Но я не из тех, кто привык плыть по воле волн. Может, потому, что я не умею так хорошо плавать, как господин Бидо. Ну и ладно! Полагаю, цивилизации созданы для людей, а не люди для цивилизаций. Здесь я должен извиниться, что опять прибегаю к слову «цивилизация». Я делаю это за неимением лучшего; ведь, как мне представляется, слово это имеет чересчур широкий, чересчур универсальный смысл, чтобы применять его к опыту, о котором мы еще не можем сказать, будто он не удался, — ведь полный провал такого опыта будет означать вселенскую катастрофу. Да, это именно опыт. Эта так называемая цивилизация вовсе не претендует на то, чтобы стать для человека укрытием, — нет, она пользуется им как ставкой в собственной игре. Не я это сказал, а господин Эйнштейн, видный ученый, который привык взвешивать слова. Во всем мире сейчас наблюдается волна недоверия по отношению к так называемой цивилизации, недоверия, переходящего в своего рода ступор. Откуда она вообще взялась? Куда она идет? Куда она нас ведет? Миллионы людей с тревогой спрашивают себя, что станется завтра с этой механической цивилизацией, которая — двигаясь от одного механизма к другому — в конце концов пришла к сногсшибательному изобретению: она изобрела механизм, способный истребить все прочие механизмы. Что станется с цивилизацией, которая выдает себя за массовую и которая, заполучив атомную бомбу, располагает теперь мощнейшим средством уничтожения этих масс из всех когда-либо придуманных человеческим разумом. Стало быть, речь идет об атомной демократии. Но ведь это же курам на смех! А может, наряду с избирательным бюллетенем следует вручать каждому избирателю по бомбочке?
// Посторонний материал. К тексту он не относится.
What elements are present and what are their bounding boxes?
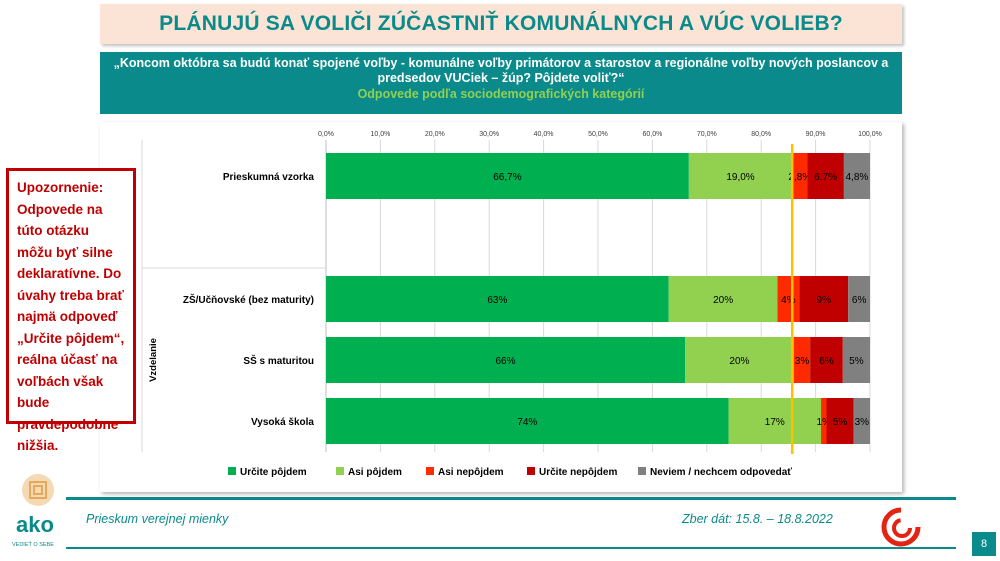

Я спрашиваю себя: а почему, собственно, Франции следует сейчас солидаризоваться с подобной цивилизацией, почему она должна ввергать в этот абсурдный эксперимент — абсурдный, ибо необратимый — свою традицию, свою культуру, которые по сути своей полностью противоречат такого рода представлению о мире? Исходя из этой традиции и этой культуры Франция, напротив, является единственной в мире страной, способной заявить миру, что такого рода цивилизация не заслуживает даже названия «контрцивилизация», что она скорее представляет собой тяжкий недуг вселенской цивилизации. В то же время было бы нелепо отказывать ей в названии «цивилизация»: ведь не станет же врач называть пораженную диабетом печень каким-то иным словом. Печень диабетика — тоже печень, но такая, от которой диабетик вполне может умереть. Избыточное содержание сахара в крови — следствие органических нарушений в деятельности печени. Избыток механического начала, характерный для тоталитарно-концлагерного общества со всеми порождаемыми им негативными явлениями, — следствие органических нарушений в деятельности человеческой цивилизации, и не моя вина, что этот механический диабет кому-то хочется назвать цивилизацией, хотя он-то как раз нацелен на уничтожение цивилизации.